A Scalable Method to Fabricate 2D Hydrogel Substrates for Mechanobiology Studies with Independent Tuning of Adhesiveness and Stiffness.

Abstract

Mechanical signals from the extracellular matrix are crucial in guiding cellular behavior. Two-dimensional hydrogel substrates for cell cultures serve as exceptional tools for mechanobiology studies because they mimic the biomechanical and adhesive characteristics of natural environments. However, the interdisciplinary knowledge required to synthetize and manipulate these biomaterials typically restricts their widespread use in biological laboratories, which may not have the material science expertise or specialized instrumentation.
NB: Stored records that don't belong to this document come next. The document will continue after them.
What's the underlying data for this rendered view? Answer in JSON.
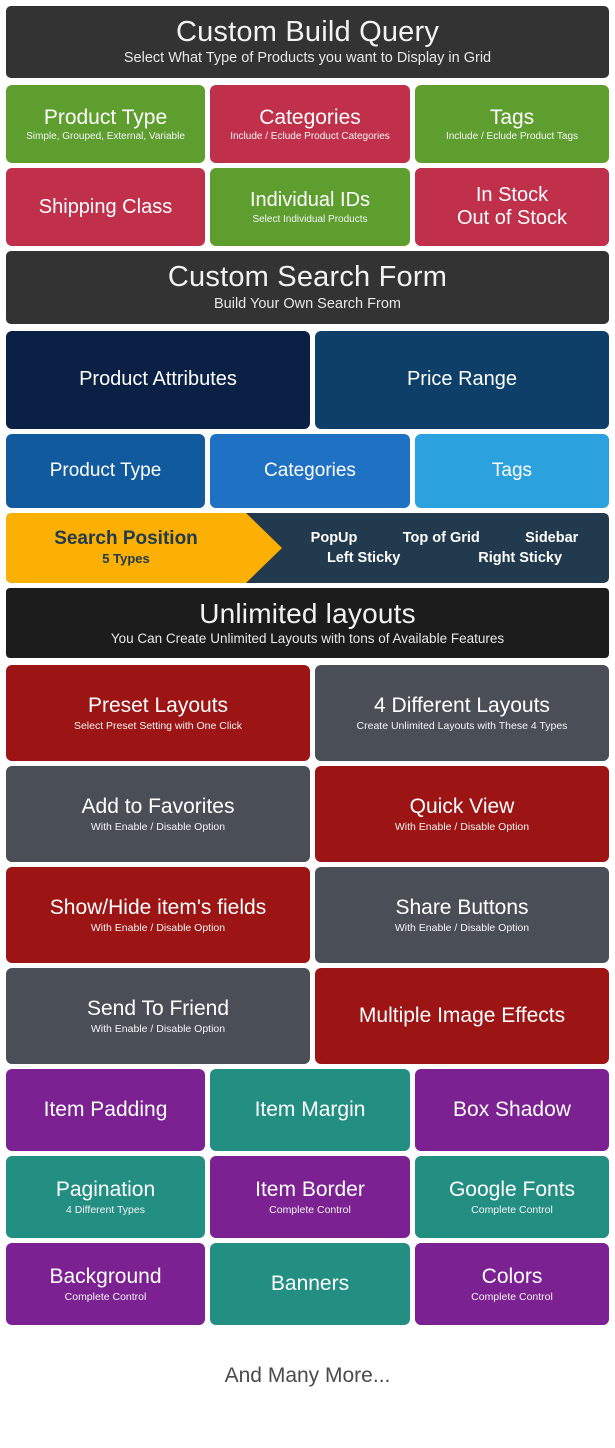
{
  "sections": {
    "query": {
      "title": "Custom Build Query",
      "subtitle": "Select What Type of Products you want to Display in Grid",
      "cards": [
        {
          "title": "Product Type",
          "sub": "Simple, Grouped, External, Variable",
          "color": "#5d9e2f"
        },
        {
          "title": "Categories",
          "sub": "Include / Eclude Product Categories",
          "color": "#c0304a"
        },
        {
          "title": "Tags",
          "sub": "Include / Eclude Product Tags",
          "color": "#5d9e2f"
        },
        {
          "title": "Shipping Class",
          "sub": "",
          "color": "#c0304a"
        },
        {
          "title": "Individual IDs",
          "sub": "Select Individual Products",
          "color": "#5d9e2f"
        },
        {
          "title": "In Stock\nOut of Stock",
          "sub": "",
          "color": "#c0304a"
        }
      ]
    },
    "search_form": {
      "title": "Custom Search Form",
      "subtitle": "Build Your Own Search From",
      "cards": [
        {
          "title": "Product Attributes",
          "color": "#0a2045"
        },
        {
          "title": "Price Range",
          "color": "#0e3f68"
        },
        {
          "title": "Product Type",
          "color": "#115a9e"
        },
        {
          "title": "Categories",
          "color": "#1f71c4"
        },
        {
          "title": "Tags",
          "color": "#2ba2dd"
        }
      ],
      "search_position": {
        "label": "Search Position",
        "sub": "5 Types",
        "arrow_color": "#fbb003",
        "panel_color": "#223a4e",
        "options_line1": [
          "PopUp",
          "Top of Grid",
          "Sidebar"
        ],
        "options_line2": [
          "Left Sticky",
          "Right Sticky"
        ]
      }
    },
    "layouts": {
      "title": "Unlimited layouts",
      "subtitle": "You Can Create Unlimited Layouts with tons of Available Features",
      "features": [
        {
          "title": "Preset Layouts",
          "sub": "Select Preset Setting with One Click",
          "color": "#9c1414"
        },
        {
          "title": "4 Different Layouts",
          "sub": "Create Unlimited Layouts with These 4 Types",
          "color": "#4a4f57"
        },
        {
          "title": "Add to Favorites",
          "sub": "With Enable / Disable Option",
          "color": "#4a4f57"
        },
        {
          "title": "Quick View",
          "sub": "With Enable / Disable Option",
          "color": "#9c1414"
        },
        {
          "title": "Show/Hide item's fields",
          "sub": "With Enable / Disable Option",
          "color": "#9c1414"
        },
        {
          "title": "Share Buttons",
          "sub": "With Enable / Disable Option",
          "color": "#4a4f57"
        },
        {
          "title": "Send To Friend",
          "sub": "With Enable / Disable Option",
          "color": "#4a4f57"
        },
        {
          "title": "Multiple Image Effects",
          "sub": "",
          "color": "#9c1414"
        }
      ],
      "tiles": [
        {
          "title": "Item Padding",
          "sub": "",
          "color": "#7b2191"
        },
        {
          "title": "Item Margin",
          "sub": "",
          "color": "#238e82"
        },
        {
          "title": "Box Shadow",
          "sub": "",
          "color": "#7b2191"
        },
        {
          "title": "Pagination",
          "sub": "4 Different Types",
          "color": "#238e82"
        },
        {
          "title": "Item Border",
          "sub": "Complete Control",
          "color": "#7b2191"
        },
        {
          "title": "Google Fonts",
          "sub": "Complete Control",
          "color": "#238e82"
        },
        {
          "title": "Background",
          "sub": "Complete Control",
          "color": "#7b2191"
        },
        {
          "title": "Banners",
          "sub": "",
          "color": "#238e82"
        },
        {
          "title": "Colors",
          "sub": "Complete Control",
          "color": "#7b2191"
        }
      ]
    }
  },
  "footer": {
    "text": "And Many More..."
  }
}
To address this, we propose a scalable method that requires minimal setup to produce 2D hydrogel substrates with independent modulation of the rigidity and adhesiveness within the range typical of natural tissues. In this method, norbornene-terminated 8-arm polyethylene glycol is stoichiometrically functionalized with RGD peptides and crosslinked with a di-cysteine terminated peptide via a thiol-ene click reaction. Since the synthesis process significantly influences the final properties of the hydrogels, we provide a detailed description of the chemical procedure to ensure reproducibility and high throughput results. We demonstrate examples of cell mechanosignaling by monitoring the activation state of the mechanoeffector proteins YAP/TAZ. This method effectively dissects the influence of biophysical and adhesive cues on cell behavior. We believe that our procedure will be easily adopted by other cell biology laboratories, improving its accessibility and practical application.